Last Edited by on Sep 17, 2011 5:58 PM
Bill D
9 posts
Sep 18, 2011
4:06 AM
If a Full Moon has such an effect on us here on Earth, I can't imagine what effect a Full Earth must have on anybody on the Moon. I wonder if Neil Armstrong and Buzz Aldrin had to fight off the effects of Earth Madness! If you sent a dog to the Moon, I wonder if it would howl at the Earth?...
kudzurunner
2692 posts
Sep 18, 2011
6:09 AM
@verylong: That monthly-cycle thing is very interesting. Suppose it wasn't by chance, but suppose instead that the cycle synchronized itself with the lunar cycle? Our bodies, after all, synchronize themselves with the diurnal cycle created by the sun's appearance and disappearance. Seems like a very promising explanation for what I've got--especially since I didn't, ah, talk about the other symptom that seems to be part of the FME. :) Increased testosterone level would explain that.
isaacullah
1579 posts
Sep 18, 2011
1:08 PM
I wouldn't be so quick to dismiss the "extra light" hypothesis just because we now have electric lights. Most people don't sleep with the lights on, and the change in the overall darkness of your sleeping quarters due to the full moon shining through the window can be quite extreme.

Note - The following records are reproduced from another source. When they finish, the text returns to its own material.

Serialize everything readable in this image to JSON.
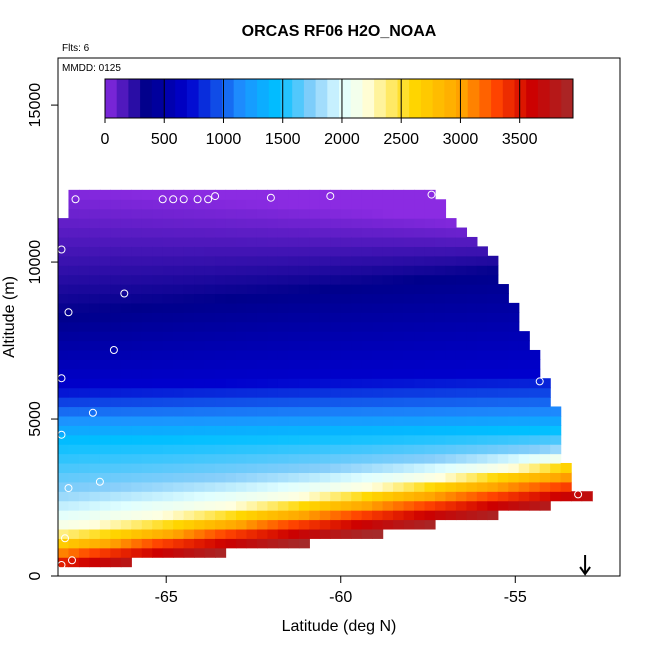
{
  "chart_data": {
    "type": "heatmap",
    "title": "ORCAS RF06 H2O_NOAA",
    "subtitle_flts": "Flts: 6",
    "subtitle_mmdd": "MMDD: 0125",
    "xlabel": "Latitude (deg N)",
    "ylabel": "Altitude (m)",
    "xlim": [
      -68.1,
      -52.0
    ],
    "ylim": [
      0,
      16500
    ],
    "x_ticks": [
      -65,
      -60,
      -55
    ],
    "x_tick_labels": [
      "-65",
      "-60",
      "-55"
    ],
    "y_ticks": [
      0,
      5000,
      10000,
      15000
    ],
    "y_tick_labels": [
      "0",
      "5000",
      "10000",
      "15000"
    ],
    "colorbar": {
      "range": [
        0,
        3950
      ],
      "ticks": [
        0,
        500,
        1000,
        1500,
        2000,
        2500,
        3000,
        3500
      ],
      "tick_labels": [
        "0",
        "500",
        "1000",
        "1500",
        "2000",
        "2500",
        "3000",
        "3500"
      ],
      "colors": [
        "#8B2BE2",
        "#00008B",
        "#0000CD",
        "#1E90FF",
        "#00BFFF",
        "#87CEFA",
        "#E0FFFF",
        "#FFFFE0",
        "#FFD700",
        "#FFA500",
        "#FF4500",
        "#CC0000",
        "#A52A2A"
      ],
      "stops": [
        0,
        350,
        700,
        1150,
        1450,
        1750,
        2000,
        2200,
        2600,
        3000,
        3300,
        3600,
        3950
      ]
    },
    "field": {
      "lat_range": [
        -68.1,
        -52.8
      ],
      "upper_edge": [
        [
          -68.1,
          10500
        ],
        [
          -67.8,
          12200
        ],
        [
          -57.4,
          12200
        ],
        [
          -55.6,
          10000
        ],
        [
          -54.8,
          8000
        ],
        [
          -54.2,
          6500
        ],
        [
          -53.7,
          5000
        ],
        [
          -53.6,
          3700
        ],
        [
          -53.3,
          2700
        ]
      ],
      "lower_edge": [
        [
          -53.3,
          2400
        ],
        [
          -54.8,
          2100
        ],
        [
          -56.4,
          1800
        ],
        [
          -58.0,
          1500
        ],
        [
          -59.8,
          1200
        ],
        [
          -61.4,
          1000
        ],
        [
          -63.0,
          800
        ],
        [
          -64.6,
          600
        ],
        [
          -66.1,
          450
        ],
        [
          -67.6,
          400
        ],
        [
          -68.1,
          400
        ]
      ],
      "profile_boundaries": [
        {
          "value": 0,
          "alt_south": 12500,
          "alt_north": 11000
        },
        {
          "value": 350,
          "alt_south": 8300,
          "alt_north": 10000
        },
        {
          "value": 700,
          "alt_south": 6000,
          "alt_north": 6500
        },
        {
          "value": 1150,
          "alt_south": 5000,
          "alt_north": 5200
        },
        {
          "value": 1450,
          "alt_south": 4300,
          "alt_north": 4700
        },
        {
          "value": 1750,
          "alt_south": 2700,
          "alt_north": 4200
        },
        {
          "value": 2000,
          "alt_south": 2000,
          "alt_north": 4000
        },
        {
          "value": 2200,
          "alt_south": 1500,
          "alt_north": 3800
        },
        {
          "value": 2600,
          "alt_south": 1100,
          "alt_north": 3600
        },
        {
          "value": 3000,
          "alt_south": 800,
          "alt_north": 3300
        },
        {
          "value": 3300,
          "alt_south": 600,
          "alt_north": 3000
        },
        {
          "value": 3600,
          "alt_south": 300,
          "alt_north": 2700
        },
        {
          "value": 3950,
          "alt_south": 0,
          "alt_north": 2300
        }
      ]
    },
    "observations": [
      {
        "lat": -67.6,
        "alt": 12000
      },
      {
        "lat": -65.1,
        "alt": 12000
      },
      {
        "lat": -64.8,
        "alt": 12000
      },
      {
        "lat": -64.5,
        "alt": 12000
      },
      {
        "lat": -64.1,
        "alt": 12000
      },
      {
        "lat": -63.8,
        "alt": 12000
      },
      {
        "lat": -63.6,
        "alt": 12100
      },
      {
        "lat": -62.0,
        "alt": 12050
      },
      {
        "lat": -60.3,
        "alt": 12100
      },
      {
        "lat": -57.4,
        "alt": 12150
      },
      {
        "lat": -68.0,
        "alt": 10400
      },
      {
        "lat": -66.2,
        "alt": 9000
      },
      {
        "lat": -67.8,
        "alt": 8400
      },
      {
        "lat": -66.5,
        "alt": 7200
      },
      {
        "lat": -68.0,
        "alt": 6300
      },
      {
        "lat": -67.1,
        "alt": 5200
      },
      {
        "lat": -68.0,
        "alt": 4500
      },
      {
        "lat": -66.9,
        "alt": 3000
      },
      {
        "lat": -67.8,
        "alt": 2800
      },
      {
        "lat": -67.9,
        "alt": 1200
      },
      {
        "lat": -67.7,
        "alt": 500
      },
      {
        "lat": -68.0,
        "alt": 350
      },
      {
        "lat": -54.3,
        "alt": 6200
      },
      {
        "lat": -53.2,
        "alt": 2600
      }
    ],
    "arrow_marker": {
      "lat": -53.0,
      "direction": "down"
    },
    "grid": false
  }
}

I know that the extra light from the full moon defintely keeps me awake at night, even though I've got shutters AND curtains on my bedroom window. I'm a terrible sleeper to begin with, and quite sensitive to ANY light in my bedroom (I have to cover the little red LED's on my alarm clock, phone charger, fan, etc. with electrical tape), and I always find myself even more sleep-deprived than usual during a full moon. Sleep-deprivation certainly affects my mood, and thus I find myself to be much more irritable than normal during a full moon as well.